The Parthenon

The Acropolis - or "city on a hill" - dominates the city of Athens. At its center is the famous Parthenon - grand in size, graceful in design.

In the 8th-century BC, Athens became the artistic center of Greece. Then followed a period of social reform. The city fell into tyranny until about 510 BC, when Sparta stepped in to help. Following the defeat of the Persian Empire, Athens entered a golden age: monuments were built on the Acropolis, and drama and literature flourished.
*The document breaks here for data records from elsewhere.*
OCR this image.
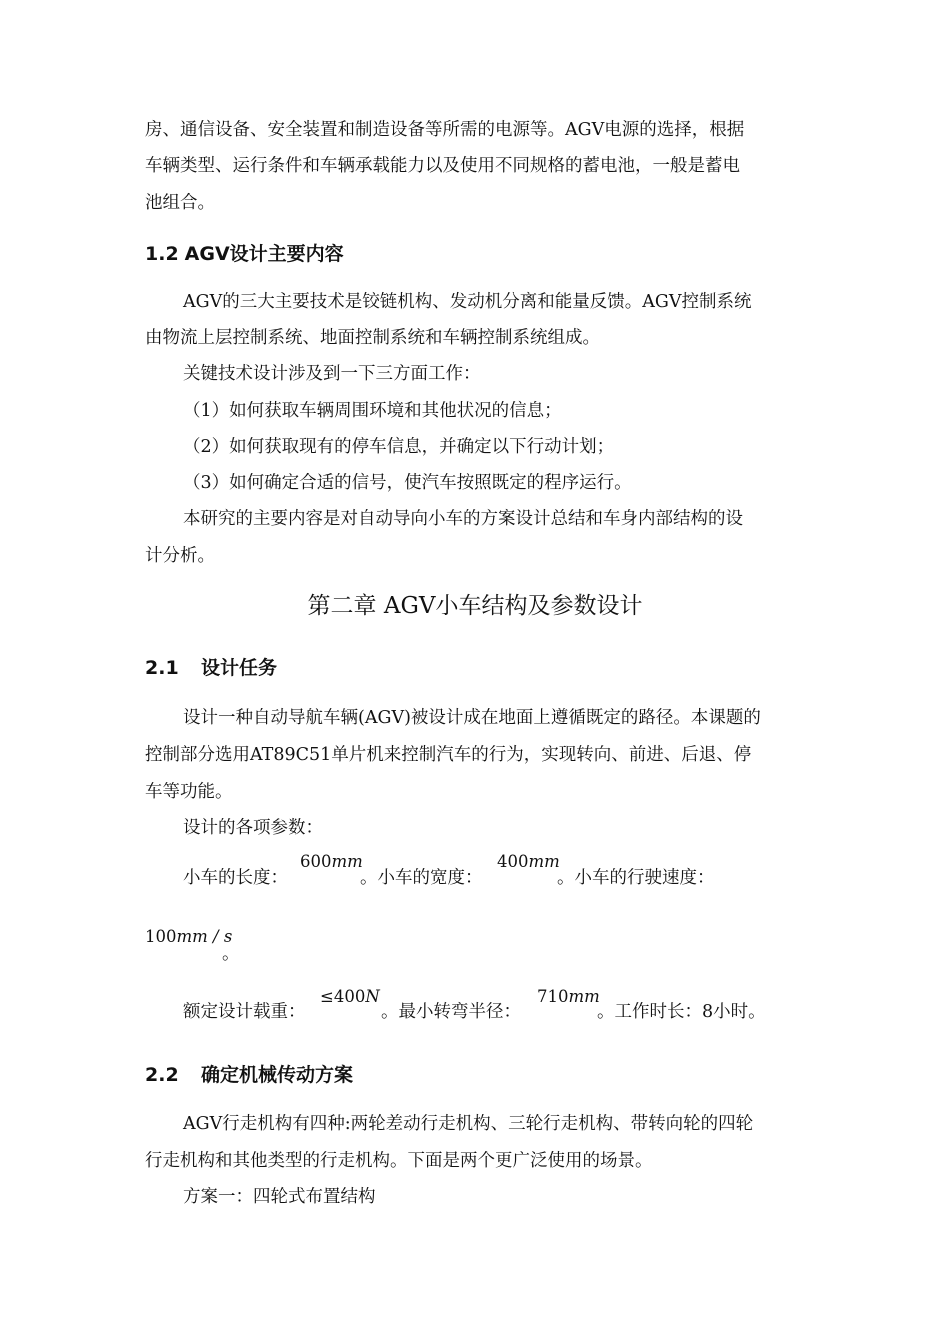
房、通信设备、安全装置和制造设备等所需的电源等。AGV电源的选择，根据
车辆类型、运行条件和车辆承载能力以及使用不同规格的蓄电池，一般是蓄电
池组合。
1.2 AGV设计主要内容
AGV的三大主要技术是铰链机构、发动机分离和能量反馈。AGV控制系统
由物流上层控制系统、地面控制系统和车辆控制系统组成。
关键技术设计涉及到一下三方面工作：
（1）如何获取车辆周围环境和其他状况的信息；
（2）如何获取现有的停车信息，并确定以下行动计划；
（3）如何确定合适的信号，使汽车按照既定的程序运行。
本研究的主要内容是对自动导向小车的方案设计总结和车身内部结构的设
计分析。
第二章 AGV小车结构及参数设计
2.1 设计任务
设计一种自动导航车辆(AGV)被设计成在地面上遵循既定的路径。本课题的
控制部分选用AT89C51单片机来控制汽车的行为，实现转向、前进、后退、停
车等功能。
设计的各项参数：
小车的长度：
600mm
。小车的宽度：
400mm
。小车的行驶速度：
100mm / s
。
额定设计载重：
≤400N
。最小转弯半径：
710mm
。工作时长：8小时。
2.2 确定机械传动方案
AGV行走机构有四种:两轮差动行走机构、三轮行走机构、带转向轮的四轮
行走机构和其他类型的行走机构。下面是两个更广泛使用的场景。
方案一：四轮式布置结构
This was the age of Aeschylus, Sophocles and Euripides, and historians Herodotus, Thucydides and Xenophon. The Parthenon, dedicated to Athena, was completed about 432 BC.

The Erechtheion

The ancient myths say that Athens was named for the goddess Athena after she vanquished Poseidon. There are two springs on the Acropolis said to have been created by Poseidon. But Athena caused olive trees to grow there. This is why she won renown and won the conflict with the god of the sea.

The building at left is called the Erechtheion. It was built as a temple to replace an ancient temple to Athena. It was named for a legendary hero and king, Erechtheus, and is highly reputed for its artistic quality.

The Areopagus - Mars Hill

Athens is important for Christians as well as Greek history buffs. St. Paul passed through Athens and preached a sermon in the area just below the Acropolis. This is the famous "Mars' Hill" site where Paul preached. Although his sermon on the resurrection was interrupted, Paul managed to attract several Athenians to Christianity and a Church was formed. Modern Athenians are still proud to have St. Paul as their patron saint.

The city of Athens is a dramatic and hospital place for modern visitors.